The safety profile is favorable for healthy adults at moderate doses, with three caveats worth careful screening. Concurrent prescription nitrate medications for angina and erectile-dysfunction medications such as sildenafil create a clinically important additive vessel-relaxing effect that requires medical supervision. Adults with frequent cold sores or canker sores may experience reactivation owing to the rise in arginine. And rare inherited disorders that disrupt the body’s nitrogen-handling cycle are an absolute reason to avoid the supplement, although these are rare in adult populations.

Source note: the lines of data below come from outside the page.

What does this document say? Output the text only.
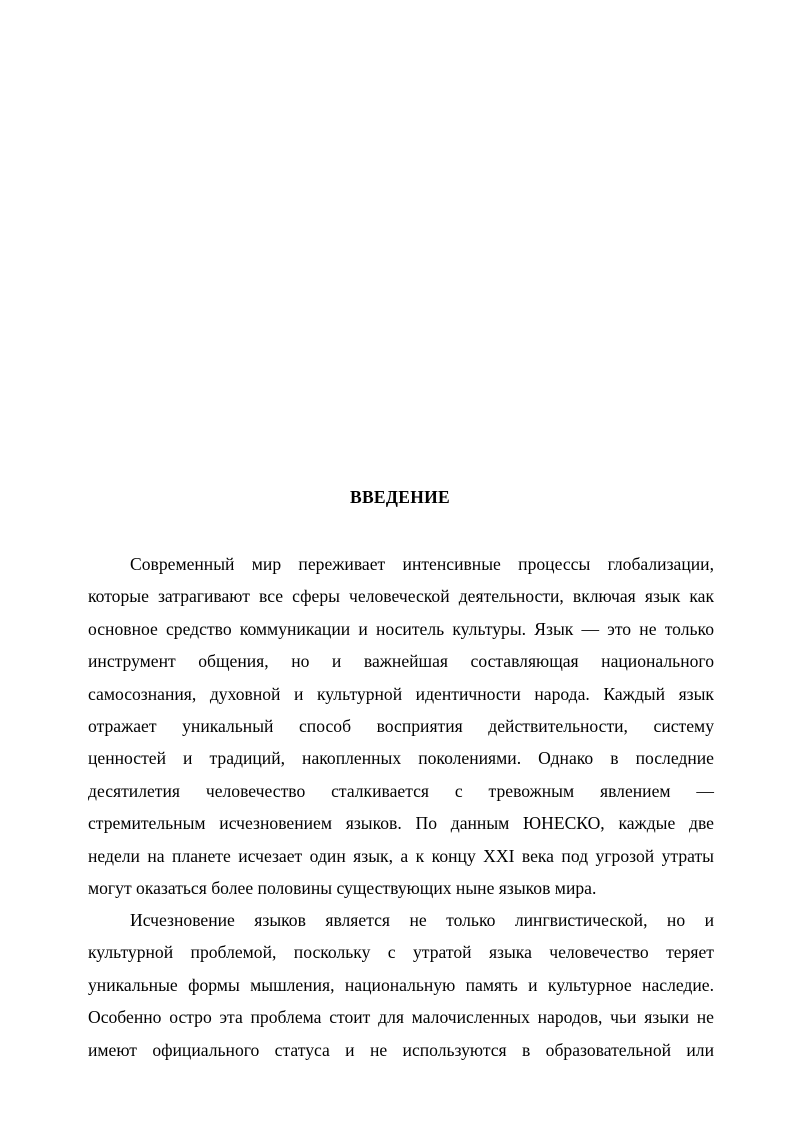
ВВЕДЕНИЕ
Современный мир переживает интенсивные процессы глобализации,
которые затрагивают все сферы человеческой деятельности, включая язык как
основное средство коммуникации и носитель культуры. Язык — это не только
инструмент общения, но и важнейшая составляющая национального
самосознания, духовной и культурной идентичности народа. Каждый язык
отражает уникальный способ восприятия действительности, систему
ценностей и традиций, накопленных поколениями. Однако в последние
десятилетия человечество сталкивается с тревожным явлением —
стремительным исчезновением языков. По данным ЮНЕСКО, каждые две
недели на планете исчезает один язык, а к концу XXI века под угрозой утраты
могут оказаться более половины существующих ныне языков мира.
Исчезновение языков является не только лингвистической, но и
культурной проблемой, поскольку с утратой языка человечество теряет
уникальные формы мышления, национальную память и культурное наследие.
Особенно остро эта проблема стоит для малочисленных народов, чьи языки не
имеют официального статуса и не используются в образовательной или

For health- and longevity-oriented adults, the practical signal is that L-Citrulline is a tool with a narrow but real edge for blood pressure support and vascular function in midlife and beyond, provided medication and quality screens are passed. It is not a foundational longevity supplement, and the underlying biology that links nitric oxide to vascular aging is more reliably influenced by exercise, diet, weight management, and sleep than by oral substrate provision alone.